TRALAC - Trade Law Centre

Has Obama been good to Africa?

Tuesday, 19 January 2010

Source: Daily Nation (Kenya)

US President Barack Obama's record on Africa during his first year in the White House is drawing mixed reviews from analysts in Washington and Nairobi.

There is general agreement in Washington that Kenyans and other Africans held exaggerated hopes for a US president of African descent that could not possibly be fulfilled.

In Nairobi, the government downplayed Mr Obama's failure to visit Kenya during his tour of Africa, instead saying that the country had gained a lot during the US president's first year in office.

Foreign Affairs minister Moses Wetang'ula praised Mr Obama for "exemplary performance" in his first year in office. The minister was speaking in Naivasha on the sidelines of a parliamentary committee meeting on constitution review.

He said the 2009 Nobel Prize win for the US president and the progress made so far in the wars in Iraq and Afghanistan were the major achievements of President Obama's first year.

"He has so far carried himself properly when dealing with Kenya," he said. Mr Wetang'ula said America

Mr Wetang'ula said America will remain Kenya's ally when it came to trade and the fight against piracy in the risk-prone Indian Ocean Coast.

The Africa Growth Opportunity Act (Agoa) conference held in Nairobi last year, is also a hallmark of President Obama's commitment to his ancestral land, the minister said.

However, he warned the US against venturing on the "sovereign no-go zones" as was the case with the recent visa bans on corrupt government officials.

A top Foreign Affairs ministry official speaking separately explained that the decision by president Obama - whose father was Kenyan - not to visit the country last year should not be misconstrued to imply that he had snubbed Kenya.

"President Obama's decision not to come to Kenya on his first tour of Africa was very strategic. If he did come, he would have played along the stereotype prevailing then that Kenya was going to be given special preference by the US," said Prof Egara Kabaji, the Director of Communications at the ministry.

Visit Egypt

The US president chose to visit Egypt and Ghana, leaving out Kenya during his tour of Africa last year.

Prof Kabaji noted that Mr Obama's first year in office had seen the number of tourists visiting the country especially from the US rise sharply, with Kogelo village in Siaya district - the birthplace of Obama Snr - becoming a major tourist attraction.

"Today I can proudly state that it is Kogelo that is driving the Western tourism circuit, and this just within a year of his administration. Kenya is also suddenly attracting thousands of scholars from all over the world, thanks to the fact that the leader of the most powerful nation in the world traces his roots here," he stated.

Prof Kabaji also denied that the Obama administration was exerting undue pressure on the government especially in the area of governance.

"US is not unfairly hard on Kenya. Given the democratic space prevailing in Kenya in relation to other African countries, it is only reasonable that the Obama administration pushes us even harder so that we expand our democratic space further," he said.

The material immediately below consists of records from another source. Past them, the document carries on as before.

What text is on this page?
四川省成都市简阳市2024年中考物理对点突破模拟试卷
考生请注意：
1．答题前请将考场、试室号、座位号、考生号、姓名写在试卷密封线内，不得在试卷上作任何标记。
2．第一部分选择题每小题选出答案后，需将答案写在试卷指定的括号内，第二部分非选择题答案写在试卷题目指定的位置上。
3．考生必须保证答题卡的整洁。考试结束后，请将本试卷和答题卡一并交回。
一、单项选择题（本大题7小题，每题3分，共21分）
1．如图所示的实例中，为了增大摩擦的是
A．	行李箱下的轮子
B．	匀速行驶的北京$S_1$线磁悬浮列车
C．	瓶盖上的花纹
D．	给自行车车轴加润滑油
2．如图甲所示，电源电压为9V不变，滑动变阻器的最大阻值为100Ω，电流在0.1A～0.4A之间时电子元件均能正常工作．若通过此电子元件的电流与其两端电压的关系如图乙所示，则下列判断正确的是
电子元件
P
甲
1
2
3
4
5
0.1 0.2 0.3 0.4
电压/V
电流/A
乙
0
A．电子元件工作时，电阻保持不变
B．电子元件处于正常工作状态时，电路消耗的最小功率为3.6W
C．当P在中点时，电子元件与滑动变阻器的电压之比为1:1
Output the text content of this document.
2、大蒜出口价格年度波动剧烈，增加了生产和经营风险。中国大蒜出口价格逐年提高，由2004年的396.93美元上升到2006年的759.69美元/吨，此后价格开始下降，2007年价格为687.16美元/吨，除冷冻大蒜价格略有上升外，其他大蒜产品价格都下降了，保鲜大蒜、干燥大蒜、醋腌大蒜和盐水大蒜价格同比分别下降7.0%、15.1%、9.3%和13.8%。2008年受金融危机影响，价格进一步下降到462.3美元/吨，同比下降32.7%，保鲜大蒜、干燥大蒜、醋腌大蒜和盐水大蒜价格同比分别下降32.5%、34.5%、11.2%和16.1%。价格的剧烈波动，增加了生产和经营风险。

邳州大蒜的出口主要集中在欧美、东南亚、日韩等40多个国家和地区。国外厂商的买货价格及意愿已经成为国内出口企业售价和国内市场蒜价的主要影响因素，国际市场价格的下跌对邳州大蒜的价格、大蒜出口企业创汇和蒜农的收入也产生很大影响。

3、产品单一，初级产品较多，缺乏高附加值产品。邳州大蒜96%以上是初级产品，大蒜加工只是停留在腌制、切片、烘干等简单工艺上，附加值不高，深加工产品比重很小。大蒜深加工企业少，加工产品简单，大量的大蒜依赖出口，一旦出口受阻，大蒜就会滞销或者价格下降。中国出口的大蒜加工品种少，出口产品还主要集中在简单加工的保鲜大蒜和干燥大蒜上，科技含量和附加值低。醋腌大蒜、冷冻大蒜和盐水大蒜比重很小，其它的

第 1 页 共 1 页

"Expectations in Africa that he would treat Africa differently from his predecessor were based at least partly on race," says John Campbell, a former US ambassador to Nigeria and now an Africa expert at the non-governmental Council on Foreign Relations. "The president himself and the American political system are actually considerably more complicated than that."

In the specific case of Kenya, observes expert Joel Barkan, President Obama's lineage served to reinforce the view in both Washington and Nairobi that the two countries share a "special relationship" dating to the time of independence. "That resulted in higher expectations on the part of Kenyans and also deeper disappointments with how the United States evaluates Kenya."

Economic reforms

Both Mr Campbell and Mr Barkan give Obama's first-year Africa policy a positive rating. Each analyst points in particular to the president's July speech in Ghana in which he promised that his administration would be most responsive to those African countries that moved further and faster in achieving political and economic reforms.

President Obama did not intend to insult Kenya by travelling to Ghana rather than his father's homeland on his first African safari as president, Mr Barkan says.

The president was simply stating a fact when he referred in his speech to corruption in Kenya as an obstacle to development.